Bleak films in Perspektive

Harsh documentaries pepper Berlin lineup

The Berlinale’s Perspektive Deutsches Kino German film sidebar has completed its lineup, with one theme shared by several works: the challenges faced by children and teens on the streets of German cities.

Three of four documentaries tackle the subject, including Astrid Schult’s “Zirkus is nich,” a distressing portrait of an 8-year-old boy from the Berlin district of Hellersdorf.

Bettina Bluemner’s “Prinzessinnenbad” follows a gang of girls around Berlin’s Kreuzberg district, while Maja Classen’s “Osdorf” examines young men of immigrant backgrounds in Hamburg’s so-called problem district.

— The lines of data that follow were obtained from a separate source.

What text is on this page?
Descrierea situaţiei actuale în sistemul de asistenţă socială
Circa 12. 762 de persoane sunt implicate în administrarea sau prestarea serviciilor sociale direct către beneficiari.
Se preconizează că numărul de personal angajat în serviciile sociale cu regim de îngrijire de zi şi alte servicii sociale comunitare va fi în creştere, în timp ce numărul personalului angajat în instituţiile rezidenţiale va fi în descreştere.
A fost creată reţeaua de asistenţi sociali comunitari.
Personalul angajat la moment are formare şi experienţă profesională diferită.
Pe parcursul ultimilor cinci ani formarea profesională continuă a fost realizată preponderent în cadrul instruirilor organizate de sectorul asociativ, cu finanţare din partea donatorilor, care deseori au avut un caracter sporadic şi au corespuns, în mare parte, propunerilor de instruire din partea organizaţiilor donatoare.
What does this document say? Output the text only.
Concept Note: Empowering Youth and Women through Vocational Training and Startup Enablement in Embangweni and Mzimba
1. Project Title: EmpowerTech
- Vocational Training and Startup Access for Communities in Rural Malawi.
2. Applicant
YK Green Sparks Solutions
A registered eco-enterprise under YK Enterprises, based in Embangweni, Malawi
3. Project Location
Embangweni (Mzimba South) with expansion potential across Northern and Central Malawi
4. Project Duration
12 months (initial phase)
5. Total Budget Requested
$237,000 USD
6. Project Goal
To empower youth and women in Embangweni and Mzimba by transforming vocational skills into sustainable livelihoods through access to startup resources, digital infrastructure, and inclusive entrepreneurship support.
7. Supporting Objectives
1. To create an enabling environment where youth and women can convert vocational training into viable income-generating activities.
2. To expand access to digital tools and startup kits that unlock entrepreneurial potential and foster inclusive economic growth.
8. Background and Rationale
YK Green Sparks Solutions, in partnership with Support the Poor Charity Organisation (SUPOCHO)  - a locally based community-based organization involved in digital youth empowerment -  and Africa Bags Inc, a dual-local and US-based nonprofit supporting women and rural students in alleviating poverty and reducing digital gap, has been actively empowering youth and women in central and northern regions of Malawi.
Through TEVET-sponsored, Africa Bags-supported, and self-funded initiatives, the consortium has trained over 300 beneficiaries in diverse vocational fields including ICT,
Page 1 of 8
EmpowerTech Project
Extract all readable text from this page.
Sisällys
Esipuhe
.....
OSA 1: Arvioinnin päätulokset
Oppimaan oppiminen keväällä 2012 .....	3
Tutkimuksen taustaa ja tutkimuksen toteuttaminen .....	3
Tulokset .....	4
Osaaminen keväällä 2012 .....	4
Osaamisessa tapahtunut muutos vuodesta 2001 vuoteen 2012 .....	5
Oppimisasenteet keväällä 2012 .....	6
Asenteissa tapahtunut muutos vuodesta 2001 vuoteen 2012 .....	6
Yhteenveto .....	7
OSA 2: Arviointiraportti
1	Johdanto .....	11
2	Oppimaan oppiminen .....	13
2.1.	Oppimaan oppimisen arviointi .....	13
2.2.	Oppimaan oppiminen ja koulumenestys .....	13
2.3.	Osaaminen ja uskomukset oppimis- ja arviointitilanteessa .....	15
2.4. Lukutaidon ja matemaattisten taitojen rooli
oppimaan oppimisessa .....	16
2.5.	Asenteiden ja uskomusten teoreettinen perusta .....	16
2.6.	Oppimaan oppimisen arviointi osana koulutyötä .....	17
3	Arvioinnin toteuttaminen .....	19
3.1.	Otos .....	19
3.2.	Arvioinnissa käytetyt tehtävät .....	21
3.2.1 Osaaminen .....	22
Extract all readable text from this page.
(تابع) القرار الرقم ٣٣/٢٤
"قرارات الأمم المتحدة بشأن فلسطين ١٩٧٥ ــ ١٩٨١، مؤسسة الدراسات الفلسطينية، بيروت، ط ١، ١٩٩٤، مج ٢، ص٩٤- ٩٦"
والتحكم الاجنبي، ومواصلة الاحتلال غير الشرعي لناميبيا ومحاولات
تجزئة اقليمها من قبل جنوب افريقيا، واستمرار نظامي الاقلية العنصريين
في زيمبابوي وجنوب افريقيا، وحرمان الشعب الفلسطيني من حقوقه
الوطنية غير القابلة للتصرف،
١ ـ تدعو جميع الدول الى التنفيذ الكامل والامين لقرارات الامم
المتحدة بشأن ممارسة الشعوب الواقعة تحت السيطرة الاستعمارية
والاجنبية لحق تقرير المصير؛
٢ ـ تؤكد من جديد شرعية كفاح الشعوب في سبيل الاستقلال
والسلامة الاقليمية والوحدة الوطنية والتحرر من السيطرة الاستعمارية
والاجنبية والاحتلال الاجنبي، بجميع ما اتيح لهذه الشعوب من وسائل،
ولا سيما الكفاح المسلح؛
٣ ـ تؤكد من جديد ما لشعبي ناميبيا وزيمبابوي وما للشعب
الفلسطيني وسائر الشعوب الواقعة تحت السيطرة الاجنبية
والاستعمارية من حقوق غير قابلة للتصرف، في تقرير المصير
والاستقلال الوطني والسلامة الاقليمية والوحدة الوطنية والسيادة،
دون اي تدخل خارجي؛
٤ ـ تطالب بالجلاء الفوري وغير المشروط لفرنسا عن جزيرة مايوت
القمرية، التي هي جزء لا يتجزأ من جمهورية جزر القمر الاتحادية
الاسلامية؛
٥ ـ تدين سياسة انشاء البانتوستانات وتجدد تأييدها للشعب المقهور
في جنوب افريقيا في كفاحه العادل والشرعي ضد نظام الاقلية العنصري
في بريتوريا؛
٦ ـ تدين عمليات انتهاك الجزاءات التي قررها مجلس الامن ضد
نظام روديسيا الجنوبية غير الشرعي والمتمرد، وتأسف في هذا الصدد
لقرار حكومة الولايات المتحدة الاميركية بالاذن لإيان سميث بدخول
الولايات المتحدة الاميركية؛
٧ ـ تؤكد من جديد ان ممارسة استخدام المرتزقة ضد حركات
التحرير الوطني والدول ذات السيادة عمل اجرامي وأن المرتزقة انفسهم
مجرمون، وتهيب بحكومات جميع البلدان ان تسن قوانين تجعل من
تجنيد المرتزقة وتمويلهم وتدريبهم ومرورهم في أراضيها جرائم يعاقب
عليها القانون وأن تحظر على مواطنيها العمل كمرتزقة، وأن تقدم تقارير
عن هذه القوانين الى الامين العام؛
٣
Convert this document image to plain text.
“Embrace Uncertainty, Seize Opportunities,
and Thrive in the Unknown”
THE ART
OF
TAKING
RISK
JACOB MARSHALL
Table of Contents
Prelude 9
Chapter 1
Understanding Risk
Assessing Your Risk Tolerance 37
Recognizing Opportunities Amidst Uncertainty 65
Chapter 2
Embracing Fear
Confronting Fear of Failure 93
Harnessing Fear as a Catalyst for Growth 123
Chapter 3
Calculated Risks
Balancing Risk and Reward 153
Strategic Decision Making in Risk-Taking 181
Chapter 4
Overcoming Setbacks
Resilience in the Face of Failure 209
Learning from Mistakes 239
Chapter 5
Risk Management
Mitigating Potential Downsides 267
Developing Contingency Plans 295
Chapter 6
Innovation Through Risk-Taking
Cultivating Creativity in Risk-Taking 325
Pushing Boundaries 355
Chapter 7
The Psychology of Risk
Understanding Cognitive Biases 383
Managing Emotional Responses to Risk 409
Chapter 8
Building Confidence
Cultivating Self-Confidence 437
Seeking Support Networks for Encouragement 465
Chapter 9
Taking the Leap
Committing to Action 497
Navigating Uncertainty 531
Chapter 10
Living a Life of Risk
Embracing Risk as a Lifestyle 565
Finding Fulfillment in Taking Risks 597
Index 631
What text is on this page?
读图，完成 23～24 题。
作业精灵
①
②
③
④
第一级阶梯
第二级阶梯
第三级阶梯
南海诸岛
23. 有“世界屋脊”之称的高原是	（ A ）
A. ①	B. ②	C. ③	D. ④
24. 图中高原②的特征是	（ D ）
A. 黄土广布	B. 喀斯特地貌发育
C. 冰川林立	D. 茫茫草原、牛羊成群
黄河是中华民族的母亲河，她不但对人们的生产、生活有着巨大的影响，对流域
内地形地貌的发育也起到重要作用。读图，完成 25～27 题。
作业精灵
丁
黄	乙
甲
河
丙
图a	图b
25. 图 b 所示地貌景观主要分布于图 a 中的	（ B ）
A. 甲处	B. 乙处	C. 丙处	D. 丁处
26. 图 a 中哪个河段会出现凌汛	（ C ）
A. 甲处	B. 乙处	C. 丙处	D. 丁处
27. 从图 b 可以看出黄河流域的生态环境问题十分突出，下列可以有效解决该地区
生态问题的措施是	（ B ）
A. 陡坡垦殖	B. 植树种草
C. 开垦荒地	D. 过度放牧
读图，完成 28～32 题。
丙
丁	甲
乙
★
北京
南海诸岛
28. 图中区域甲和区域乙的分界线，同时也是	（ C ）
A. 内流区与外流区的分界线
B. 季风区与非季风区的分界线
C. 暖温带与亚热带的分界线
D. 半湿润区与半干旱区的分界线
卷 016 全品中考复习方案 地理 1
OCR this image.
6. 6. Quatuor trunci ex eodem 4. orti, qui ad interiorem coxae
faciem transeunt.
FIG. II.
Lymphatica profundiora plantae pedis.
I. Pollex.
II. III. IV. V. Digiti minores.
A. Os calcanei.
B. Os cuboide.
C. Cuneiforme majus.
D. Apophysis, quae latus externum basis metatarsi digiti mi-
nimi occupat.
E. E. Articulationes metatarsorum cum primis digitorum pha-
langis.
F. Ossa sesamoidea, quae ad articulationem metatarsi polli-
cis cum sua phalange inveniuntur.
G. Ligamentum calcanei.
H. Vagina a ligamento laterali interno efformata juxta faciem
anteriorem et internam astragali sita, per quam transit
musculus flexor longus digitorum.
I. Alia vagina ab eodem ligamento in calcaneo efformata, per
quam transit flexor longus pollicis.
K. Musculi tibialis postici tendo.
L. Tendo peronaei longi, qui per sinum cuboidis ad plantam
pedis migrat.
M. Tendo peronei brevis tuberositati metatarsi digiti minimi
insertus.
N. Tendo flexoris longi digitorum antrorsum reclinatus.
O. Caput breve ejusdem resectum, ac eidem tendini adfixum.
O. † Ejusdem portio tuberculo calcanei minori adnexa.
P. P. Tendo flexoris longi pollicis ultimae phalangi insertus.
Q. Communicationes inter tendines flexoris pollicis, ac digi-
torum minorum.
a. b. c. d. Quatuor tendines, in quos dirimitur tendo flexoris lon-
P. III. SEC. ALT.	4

“Today’s youngest generation of directors is not dealing with very easy topics,” said section head Alfred Holighaus. “Nevertheless, they find means in their films to make audiences want to deal with them.”

Sidebar’s entire program includes four docs and eight feature films.

In addition to the six films already announced, six more titles have been selected.

They include Marcel When’s documentary “Von einem der auszog — Wim Wenders’ fruehe Jahre” (One Who Set Forth — Wim Wenders’ Early Years), about the Teutonic filmmaker; Claudia Lehmann’s psychological drama “Memoryeffekt”; Sonja Heiss’ “Hotel Very Welcome,” an episodic film about young people in Asia either finding themselves or fleeing from themselves.

“The fact that one-third of the program of the Perspektive consists of powerful documentaries confirms a wonderful trend in German cinema, one which the Berlinale has consciously and actively supported for some years now,” said Berlinale topper Dieter Kosslick.

“The fact that two-thirds of the films in the program have been made by women is a trend we would also like to support in the future.”